Outside of my coursework, I volunteered at the Natural History Museum in London, a stone’s throw away from my university. I worked with the reptile curator to sort, label, and maintain the alcohol-preserved reptile collection. Their amphibian and reptile collection is of immense scientific value, as it is one of the oldest collections in the world, with more than 8,000 type specimens. It was a privilege to be behind the scenes and contribute to this important work. I remember getting all excited when I spotted some specimens from Singapore, as they were the closest I could get to Singapore’s wildlife overseas!
Another memorable experience was during my first summer holiday, when I had the opportunity to volunteer as a research assistant in the cloud forests of Honduras, one of the islands in the Caribbean, and in the Amazon Rainforest in Peru. I spent two months exploring these very different habitats, gaining invaluable field experience helping researchers carry out surveys across various taxa, such as birds, fish, reptiles, amphibians, bats, small mammals, primates, and corals.
My varied exposure to the different professional portfolios in NParks. I started as a park manager at East Coast Park, one of the most popular and largest parks in Singapore. It was a good introduction to the work at NParks as it provided a rich and varied experience on different aspects of park management. I was part of the team maintaining the greenery and the facilities, managing park tenants, engaging park visitors, and carrying out habitat enhancements for biodiversity and improving ecological connectivity. I had a hand in helping shape the park landscape, contributing in small ways such as upcycling logs to make wooden furniture, and in more significant ways such as overseeing the developments of Coastal PlayGrove, Raintree Cove, and Cyclist Park. It was rewarding to see visitors enjoying these new spaces upon their completion.

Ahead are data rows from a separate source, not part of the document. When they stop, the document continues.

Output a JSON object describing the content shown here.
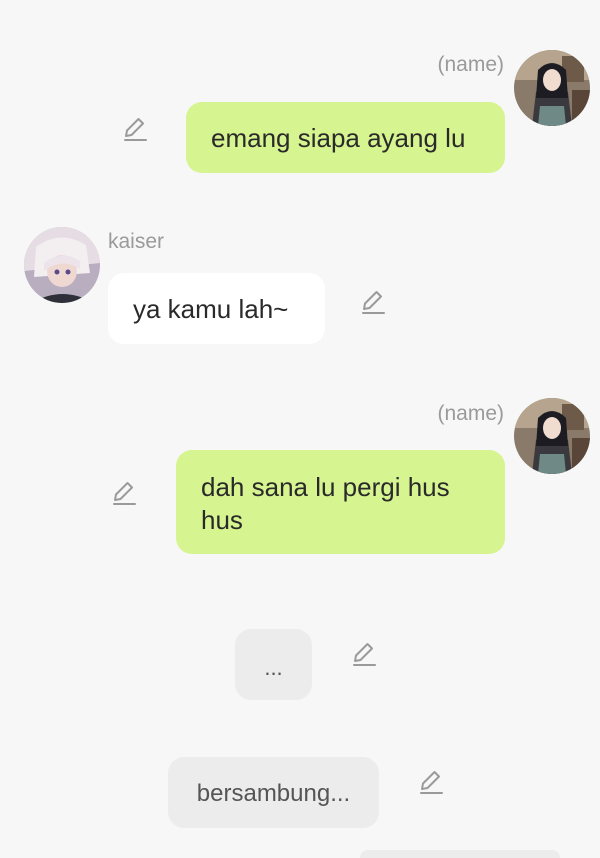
{
  "messages": [
    {
      "sender": "(name)",
      "text": "emang siapa ayang lu",
      "side": "right",
      "avatar_icon": "user-avatar-dark-hair"
    },
    {
      "sender": "kaiser",
      "text": "ya kamu lah~",
      "side": "left",
      "avatar_icon": "character-avatar-white-hair"
    },
    {
      "sender": "(name)",
      "text": "dah sana lu pergi hus hus",
      "side": "right",
      "avatar_icon": "user-avatar-dark-hair"
    },
    {
      "text": "..."
    },
    {
      "text": "bersambung..."
    }
  ],
  "icons": {
    "edit": "pencil-icon"
  },
  "colors": {
    "background": "#f7f7f7",
    "user_bubble": "#d6f48f",
    "other_bubble": "#ffffff",
    "narration_bubble": "#ececec",
    "name_text": "#9a9a9a",
    "pencil": "#9a9a9a"
  }
}
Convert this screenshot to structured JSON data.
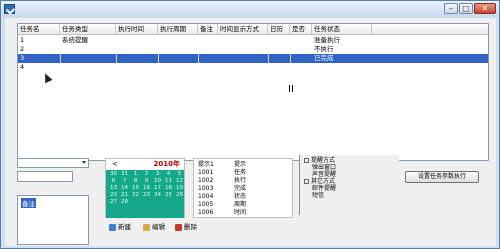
{
  "colors": {
    "selection": "#3163c5",
    "calendar_bg": "#16a88a",
    "calendar_year": "#c00000"
  },
  "window": {
    "icon": "checkmark-app-icon",
    "controls": {
      "minimize": "–",
      "maximize": "□",
      "close": "✕"
    }
  },
  "listview": {
    "columns": [
      "任务名",
      "任务类型",
      "执行时间",
      "执行周期",
      "备注",
      "时间显示方式",
      "日历",
      "是否",
      "任务状态"
    ],
    "rows": [
      {
        "id": "1",
        "type": "系统提醒",
        "status": "准备执行",
        "selected": false
      },
      {
        "id": "2",
        "type": "",
        "status": "不执行",
        "selected": false
      },
      {
        "id": "3",
        "type": "",
        "status": "已完成",
        "selected": true
      },
      {
        "id": "4",
        "type": "",
        "status": "",
        "selected": false
      }
    ]
  },
  "left_panel": {
    "combo_value": "",
    "input_value": "",
    "memo_text": "备注"
  },
  "calendar": {
    "nav_prev": "<",
    "year": "2010年",
    "cells": [
      "30",
      "31",
      "1",
      "2",
      "3",
      "4",
      "5",
      "6",
      "7",
      "8",
      "9",
      "10",
      "11",
      "12",
      "13",
      "14",
      "15",
      "16",
      "17",
      "18",
      "19",
      "20",
      "21",
      "22",
      "23",
      "24",
      "25",
      "26",
      "27",
      "28"
    ]
  },
  "info_list": {
    "rows": [
      {
        "c1": "提示1",
        "c2": "提示"
      },
      {
        "c1": "1001",
        "c2": "任务"
      },
      {
        "c1": "1002",
        "c2": "执行"
      },
      {
        "c1": "1003",
        "c2": "完成"
      },
      {
        "c1": "1004",
        "c2": "状态"
      },
      {
        "c1": "1005",
        "c2": "周期"
      },
      {
        "c1": "1006",
        "c2": "时间"
      }
    ]
  },
  "tree": {
    "nodes": [
      "提醒方式",
      "弹出窗口",
      "声音提醒",
      "其它方式",
      "邮件提醒",
      "短信"
    ]
  },
  "action_button": "设置任务参数执行",
  "toolbar": {
    "new_label": "新建",
    "edit_label": "编辑",
    "delete_label": "删除"
  }
}
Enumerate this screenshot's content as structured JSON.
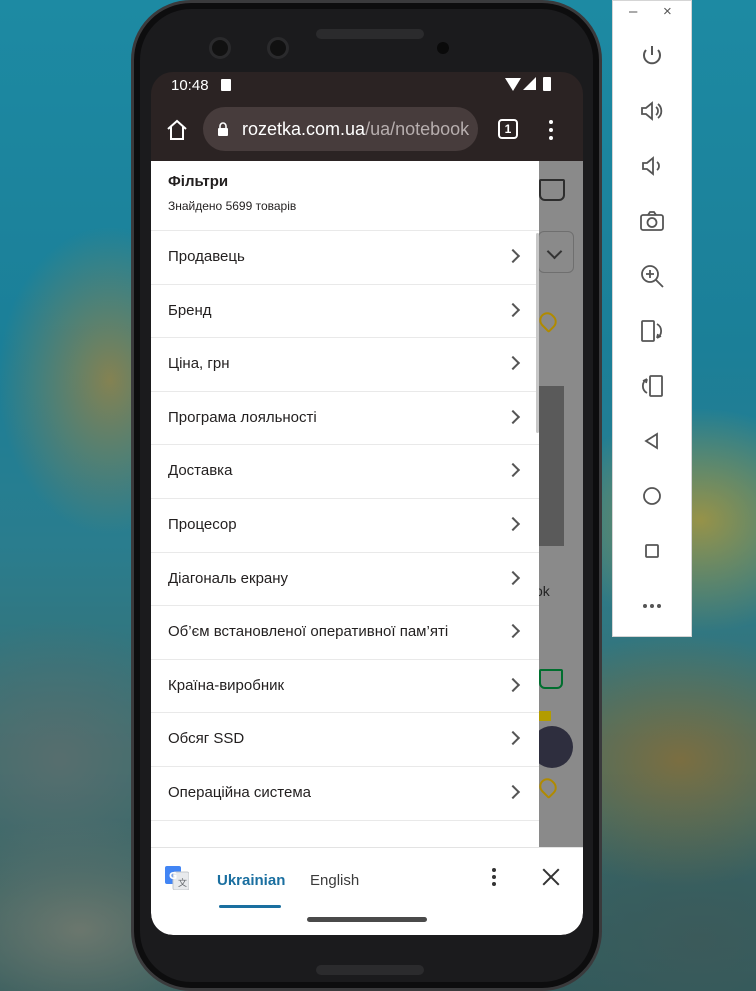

In my second posting as a media manager with the Communications team, I helped curate strategic communications plans relating to varied issues; and I worked with colleagues and stakeholders to garner media coverage for NParks and our projects. My work included crafting responses to media queries, facilitating filming and interviews, and organising media events. It was always exciting to preview the new parks before they opened, and I enjoyed working out how to showcase them at their best through media events. I was also exposed to content creation for NParks’ social media platforms to engage a wider audience about the flora and fauna in our City in Nature. This role broadened my perspective on various topics related to NParks. I also made new friends from different departments and learnt more about the work they do.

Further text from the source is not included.